Dans cette usine proche de Rouen, Sanofi fabrique plus de cent millions de doses par an, soit près de la moitié de ses vaccins anti-grippe - qui lui ont rapporté l'an dernier environ 3 milliards d'euros, soit 7% de son chiffre d'affaires.
Les oeufs proviennent de fermes disséminées à travers toute la France. Car pour se prémunir contre les ruptures d'approvisionnement en cas de foyers de grippe aviaire, mieux vaut ne pas mettre tous ses oeufs dans le même panier.
"La production sur oeufs est le moyen le plus fiable et efficace de produire des vaccins contre la grippe", souligne Thomas Triomphe, vice-président exécutif chargé de l'activité vaccins de Sanofi.
Pour produire les antigènes (protéines) qui stimuleront la réponse immunitaire de l'organisme, une machine commence par inoculer le virus dans le blanc de l'oeuf à travers un petit trou dans la coquille, immédiatement rebouché.
- Centrifugeuse façon Formule 1 -
"Si l'oeuf n'était pas hermétique, le virus ne pourrait pas se reproduire", explique M. Lanfry.
Les œufs sont ensuite placés dans un incubateur "pendant quatre jours à environ 30 degrés pour favoriser la multiplication du virus dans le blanc de l'oeuf", détaille le responsable du site. Puis ils sont mis au froid dans le même incubateur pour arrêter la croissance cellulaire: "si on laisse le virus se développer trop longtemps il va commencer à se dégrader".
Arrive alors la "récolte" : décapités comme dans leur coquetier, les oeufs défilent sur des tapis roulants, soumis à l'inspection de techniciens qui vérifient leur couleur pour s'assurer de la bonne croissance du virus.
Une énorme quantité de blanc d'oeuf liquide est alors récupérée, puis passée en centrifugeuse pour éliminer les impuretés et isoler le virus.
"La centrifugeuse tourne à plus de 130.000 tours par minute, plus puissante qu'un moteur de Formule 1", décrit Grégory Poutrain, responsable production grippe.
Il faut ensuite inactiver le virus pour le rendre inoffensif et filtrer la solution.
Un processus qui se répète à l'identique pour chacune des quatre souches de la grippe contenues dans le vaccin Vaxigrip Tetra (deux de type A et deux de type B).

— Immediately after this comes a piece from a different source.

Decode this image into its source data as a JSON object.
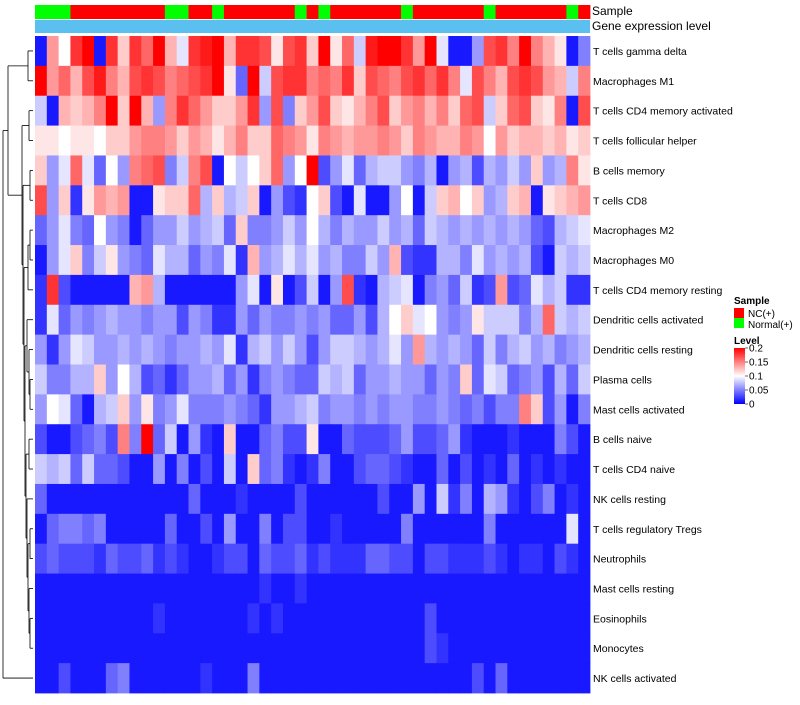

Mais avant de passer d'une souche à une autre, le bâtiment doit être entièrement décontaminé.
- Coquilles revalorisées -
Les principes actifs des quatre souches sont enfin assemblés, ce qui donne un vaccin quadrivalent, explique M. Lanfry.
Les coquilles elles, sont broyées et deshydratées puis méthanisées pour servir à chauffer des équipements publics, dont "la piscine municipale voisine".
La campagne de production, qui dure plus de six mois, s'achève pour les vaccins destinés à la grippe hivernale de l'hémisphère nord. En ce mois de septembre, la production peut démarrer pour les doses de l'hémisphère sud.
Les seringues, une fois remplies, sont scrutées une à une par 23 caméras qui vérifient l'absence de bulle d'air ou d'impureté, avant de passer par un circuit automatisé qui intègre les tiges-pistons nécessaires à l'injection, appose les étiquettes et réalise la mise en étuis carton dans une cadence allant jusqu'à 700 seringues par minute.
"D'ici quelques semaines ce sera fini" et les premiers lots seront disponibles en pharmacies, se félicite le responsable de l'usine, où Sanofi a investi 600 millions d'euros sur les dix dernières années.
La campagne d'injection débute mi-octobre en France.